Let me just begin by stating that this blog post is based entirely upon the current state of the AEC industry and I hope things will adapt quite soon…
As people begin to read more and more into our BIM geometry files, the phrase ‘as built’ becomes more and more of an ‘issue’. Historically, hard copy drawings were ‘physically’ stamped with the phrase to denote that the particular building element was constructed in that way.
What happens next is nothing new, but between the static form of an architect / engineer / designer’s drawing we introduce ‘humans’ again. There is (and never has been) any guarantee that what was contained within the drawing actually translated to site during construction.
Forgive me for simplifying things, but in past years this wasn’t critical to anyone’s future use; now however, we face the prospect of our models being actively used and evolving through the life of the building (quite how, we don’t know yet, but more on that in a later post). Even through the design process, we use the model for analytical design and feedback – the translation onto site becomes more pertinent.

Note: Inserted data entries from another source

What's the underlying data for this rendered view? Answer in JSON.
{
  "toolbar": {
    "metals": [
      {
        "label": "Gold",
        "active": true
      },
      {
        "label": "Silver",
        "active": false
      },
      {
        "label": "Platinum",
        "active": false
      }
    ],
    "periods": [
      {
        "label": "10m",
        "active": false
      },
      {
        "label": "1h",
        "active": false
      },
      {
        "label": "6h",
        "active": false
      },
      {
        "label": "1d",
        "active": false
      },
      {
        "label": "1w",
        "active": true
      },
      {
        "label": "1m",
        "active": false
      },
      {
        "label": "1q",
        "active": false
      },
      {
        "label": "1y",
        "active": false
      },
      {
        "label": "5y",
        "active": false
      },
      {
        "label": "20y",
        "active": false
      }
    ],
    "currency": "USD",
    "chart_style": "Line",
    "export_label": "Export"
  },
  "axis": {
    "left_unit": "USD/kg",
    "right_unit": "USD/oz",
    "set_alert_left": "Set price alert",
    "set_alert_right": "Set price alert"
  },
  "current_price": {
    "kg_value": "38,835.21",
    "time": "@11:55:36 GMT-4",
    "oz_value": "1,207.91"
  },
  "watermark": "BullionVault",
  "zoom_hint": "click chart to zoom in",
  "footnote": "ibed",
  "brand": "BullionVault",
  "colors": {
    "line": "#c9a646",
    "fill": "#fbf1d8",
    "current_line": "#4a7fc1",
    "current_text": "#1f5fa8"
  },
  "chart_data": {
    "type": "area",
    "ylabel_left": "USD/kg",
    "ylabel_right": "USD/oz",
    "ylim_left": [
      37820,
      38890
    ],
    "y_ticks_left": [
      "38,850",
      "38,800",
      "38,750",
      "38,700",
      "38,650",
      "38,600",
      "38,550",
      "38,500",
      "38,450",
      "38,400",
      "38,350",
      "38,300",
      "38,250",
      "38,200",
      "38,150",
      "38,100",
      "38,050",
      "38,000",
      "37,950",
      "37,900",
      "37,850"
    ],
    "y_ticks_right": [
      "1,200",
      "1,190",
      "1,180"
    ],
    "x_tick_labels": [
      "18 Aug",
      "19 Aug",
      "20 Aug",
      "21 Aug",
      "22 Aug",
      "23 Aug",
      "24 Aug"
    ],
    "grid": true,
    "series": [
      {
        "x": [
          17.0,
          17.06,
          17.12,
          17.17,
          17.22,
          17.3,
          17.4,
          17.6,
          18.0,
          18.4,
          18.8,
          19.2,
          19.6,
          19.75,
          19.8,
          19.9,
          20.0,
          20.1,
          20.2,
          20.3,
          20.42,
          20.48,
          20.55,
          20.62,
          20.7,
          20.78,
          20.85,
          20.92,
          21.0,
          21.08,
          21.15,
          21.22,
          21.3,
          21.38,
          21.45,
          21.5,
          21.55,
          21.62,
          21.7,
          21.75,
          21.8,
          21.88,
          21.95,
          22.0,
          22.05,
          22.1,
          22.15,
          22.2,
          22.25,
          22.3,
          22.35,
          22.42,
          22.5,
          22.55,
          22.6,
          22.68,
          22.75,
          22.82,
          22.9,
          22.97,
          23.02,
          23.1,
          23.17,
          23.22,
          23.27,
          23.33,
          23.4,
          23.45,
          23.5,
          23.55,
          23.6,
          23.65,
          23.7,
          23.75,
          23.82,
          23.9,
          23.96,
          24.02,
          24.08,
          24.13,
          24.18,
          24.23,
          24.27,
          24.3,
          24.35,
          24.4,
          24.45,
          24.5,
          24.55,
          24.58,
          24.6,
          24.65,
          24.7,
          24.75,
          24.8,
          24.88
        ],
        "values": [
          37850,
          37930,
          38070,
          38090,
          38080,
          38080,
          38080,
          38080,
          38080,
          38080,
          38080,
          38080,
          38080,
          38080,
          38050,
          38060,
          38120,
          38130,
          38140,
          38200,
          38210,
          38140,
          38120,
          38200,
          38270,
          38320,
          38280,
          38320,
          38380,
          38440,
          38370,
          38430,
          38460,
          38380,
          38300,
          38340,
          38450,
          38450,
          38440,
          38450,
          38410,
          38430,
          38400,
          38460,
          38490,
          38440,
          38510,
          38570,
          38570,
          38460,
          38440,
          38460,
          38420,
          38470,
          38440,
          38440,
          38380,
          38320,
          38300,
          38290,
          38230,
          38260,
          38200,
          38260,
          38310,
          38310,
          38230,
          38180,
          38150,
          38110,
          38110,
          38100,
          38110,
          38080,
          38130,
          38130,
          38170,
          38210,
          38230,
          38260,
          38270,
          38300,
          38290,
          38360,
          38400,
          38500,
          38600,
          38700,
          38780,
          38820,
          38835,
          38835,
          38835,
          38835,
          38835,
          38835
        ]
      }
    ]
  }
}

We have an opportunity now, to set a process whereby our design and construction information is more closely aligned with what is constructed. BIM enables us to easily (yes, I said that) transfer much more (quantity), accurate (quality) information to describe our design intent. This can then be used by a contractor as a basis for construction; in BIM utopia, this would then be gradually replaced with sub-contractor designed elements, manufacturer components and take on board last minute client changes – we all know they happen!
We still cannot guarantee (yet) that what is modelled, will be constructed or installed in accordance with the model, so where do we go?
The answer lies in technology and point cloud survey deliverables… or does it?
The relatively recent affordability and flexibility of laser surveys has allowed their use throughout the construction process rather than just a large initial investment in an existing building survey. We should promote their use at key stages for recording ‘actual’ as built locations of building elements. These scans can then be overlaid (or loaded as required) into a master model, giving an ‘as built’ record of what’s lies behind walls, within risers, below ground etc.
All done then? Well no, I’m afraid not. All this does is provide a snapshot in time and relies upon a fastidious contractor to scan, scan and re-scan when changes are made during construction. Even if that succeeds, it’s still only a snapshot of what was ‘built’ on a set date and at handover.
So I’ve come full circle… we’re still only able to issue ‘Last Construction Issue’ models which will be supplemented by recorded data of what was built.
The only other way I see this developing is through the use of X-ray type scanning… Does anyone know if at even exists commercially yet?